一、數據集選擇和實現思路
1、數據集說明:這里用到數據集來自於百度AI Studio平台的公共數據集,屬於實驗數據集,數據集本身較小因而會影響深度網絡最終訓練的准確率。數據集鏈接:[https://aistudio.baidu.com/aistudio/datasetdetail/8325]:
2、使用說明:數據集解壓縮后有四類標注圖像,此次只使用其中兩類做一個簡單的二分類,如有其他分類需求可自行修改相關的訓練代碼,本人在此使用“jiangwen”和“zhangziyi”的分類。
如圖:
(需要說明的是,我這里的face數據集文件夾放在項目文件夾下,項目文件夾是cascadeFace)
3、實現思路:使用OpenCV中提供的Haar級聯分類器進行面部檢測,扣取Haar分類器檢測到的面部圖像,喂入已經訓練好的AlexNet卷積模型中獲取識別結果(當然我們將自己構建AlexNet並訓練它)。關於Haar的使用,我將在后面的測試代碼部分講解;關於Haar的理論知識請參考[https://www.cnblogs.com/zyly/p/9410563.html];
二、數據預處理
代碼如下:
import os
import sys
import cv2
import numpy as np
"""預處理
"""
IMAGE_SIZE = 64
def resize_image(image, height=IMAGE_SIZE, width=IMAGE_SIZE):
"""按照指定尺寸調整圖像大小
"""
top, bottom, left, right = (0, 0, 0, 0)
h, w, _ = image.shape
# 找到最長的邊(對於長寬不等的圖像)
longest_edge = max(h, w)
# 計算短邊需要增加多上像素寬度使其與長邊等長
if h < longest_edge:
dh = longest_edge - h
top = dh // 2
bottom = dh - top
elif w < longest_edge:
dw = longest_edge - w
left = dw // 2
right = dw - left
else:
pass
# RGB色彩
BLACK = [0, 0, 0]
# 給圖像增加邊界,是圖像長、寬等長,cv2.BORDED_CONSTANT指定邊界顏色由value指定
constant = cv2.copyMakeBorder(image, top, bottom, left, right, cv2.BORDER_CONSTANT, value=BLACK)
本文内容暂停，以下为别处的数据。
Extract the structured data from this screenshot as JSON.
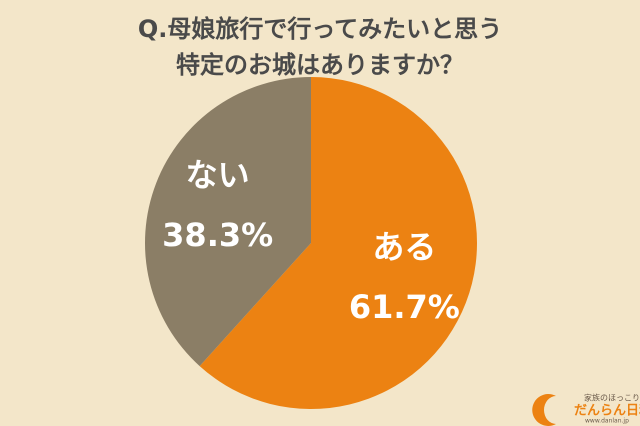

return cv2.resize(constant, (height, width))
# 讀取訓練數據
images = []
labels = []
def read_path(path_name):
for dir_item in os.listdir(path_name):
# 從初始路徑開始疊加,合並成可識別操作路徑
full_path = os.path.abspath(os.path.join(path_name, dir_item))
if os.path.isdir(full_path):
read_path(full_path)
else:
if dir_item.endswith('.jpg') or dir_item.endswith('.png'):
image = cv2.imread(full_path)
image = resize_image(image, IMAGE_SIZE, IMAGE_SIZE)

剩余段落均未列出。